As well as Ljungberg from Expo, panelists at the event included anti-fascist activist Mathias Wåg, who also writes for Swedish centre-left tabloid Aftonbladet.

“They were determined and went straight for me,” Wåg told Expo just after the attack. “I received a few blows but nothing that caused serious damage.”

“I was invited to be on a panel in order to discuss anti-fascism with representatives from the Left Party and the Green Party,” he told the magazine. “I didn’t know this was going to happen, but there’s obviously a risk when Expo and I are in the same place.”

What has the reaction been like?

All of Sweden’s parties across the political spectrum have denounced the attack, with Dadgostar describing it as a “threat to our democracy” when TT newswire interviewed her at the theatre a few hours after the attack occurred.

Prime Minister Ulf Kristersson, from the conservative Moderates, called the attack “abhorrent”.

The Moderates, Christian Democrats and Liberals are currently in government with the support of the far-right Sweden Democrats, while the Social Democrats, Left Party, Centre Party and Green Party are in opposition.

“It is appalling news that a meeting hosted by the Left Party has been stormed,” Kristersson told TT. “I have reached out to Nooshi Dadgostar and expressed my deepest support. This type of abhorrent action has no place in our free and open society.”

“Right-wing extremists want to scare us into silence,” Social Democrat leader Magdalena Andersson wrote on X. “They will never be allowed to succeed.”

“The attack by right-wing extremists at a political meeting is a direct attack on our democracy and freedom of speech,” Green Party co-leader Daniel Helldén wrote on X. “My thoughts are with those who were affected this evening.”

Sweden Democrat party leader Jimmie Åkesson wrote in an email to TT that “political violence is terrible, in all its forms, and does not belong in Sweden.”

“All democratic forces must stand in complete solidarity against all kinds of politically motivated violence,” he continued.

His party has previously admitted to being founded by people from “fascist movement” New Swedish Movement, skinheads, and people with “various types of neo-Nazi contact”.

“It is an attack not only on the Left Party, Green Party and the Expo Foundation, but also on our entire democratic society,” Centre Party leader Muharrem Demirok, who referred to the attackers as “Nazis”, wrote on social media. “Those affected have all my support.”

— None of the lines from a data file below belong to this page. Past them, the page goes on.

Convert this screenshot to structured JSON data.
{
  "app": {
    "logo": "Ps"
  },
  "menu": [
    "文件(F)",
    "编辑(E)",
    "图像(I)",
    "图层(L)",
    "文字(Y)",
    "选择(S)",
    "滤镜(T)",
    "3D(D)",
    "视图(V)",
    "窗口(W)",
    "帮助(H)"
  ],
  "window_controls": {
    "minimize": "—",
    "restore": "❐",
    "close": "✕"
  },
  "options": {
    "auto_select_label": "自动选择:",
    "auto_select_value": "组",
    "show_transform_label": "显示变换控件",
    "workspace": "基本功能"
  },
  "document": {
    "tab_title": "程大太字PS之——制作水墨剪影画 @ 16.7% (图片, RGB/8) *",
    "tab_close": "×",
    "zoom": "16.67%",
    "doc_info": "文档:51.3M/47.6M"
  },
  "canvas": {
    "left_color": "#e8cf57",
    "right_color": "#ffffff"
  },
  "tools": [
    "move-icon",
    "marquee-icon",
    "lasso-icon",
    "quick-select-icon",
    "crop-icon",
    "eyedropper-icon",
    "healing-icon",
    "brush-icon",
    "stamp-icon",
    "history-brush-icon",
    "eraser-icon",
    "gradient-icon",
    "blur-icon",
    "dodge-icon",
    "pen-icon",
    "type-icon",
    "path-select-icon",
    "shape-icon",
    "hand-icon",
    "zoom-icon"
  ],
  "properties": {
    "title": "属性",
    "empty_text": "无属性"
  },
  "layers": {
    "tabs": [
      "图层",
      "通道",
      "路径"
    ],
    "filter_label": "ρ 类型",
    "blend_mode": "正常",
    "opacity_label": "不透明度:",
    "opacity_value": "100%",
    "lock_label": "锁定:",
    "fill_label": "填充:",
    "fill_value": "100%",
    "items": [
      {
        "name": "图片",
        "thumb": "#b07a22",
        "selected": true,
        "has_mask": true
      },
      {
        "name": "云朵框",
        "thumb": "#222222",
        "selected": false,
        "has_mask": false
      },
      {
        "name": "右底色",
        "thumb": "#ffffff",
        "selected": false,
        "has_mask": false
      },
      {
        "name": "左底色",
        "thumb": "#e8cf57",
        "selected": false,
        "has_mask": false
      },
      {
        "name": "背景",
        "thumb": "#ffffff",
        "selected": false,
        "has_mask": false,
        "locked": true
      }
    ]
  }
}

Christian Democrat leader Ebba Busch and Liberal leader Johan Pehrson both referred to the attackers as “anti-democratic forces”.

“It is never acceptable for a political meeting to be stormed by anti-democratic forces,” Busch wrote. “There is no place for this in our society.”

“Anti-democratic forces like this represent a serious threat to our democracy and must be met with society’s hardest iron fist,” Pehrson said.

What about the attackers? Has anyone been arrested?

Not yet. The police had not made any arrests at the time of writing on Thursday morning.

According to TT, police did not want to comment on who could be behind the attack.

It is currently being investigated as a violation of the Flammable and Explosive Goods Act, assault, causing danger to others and disturbing public order.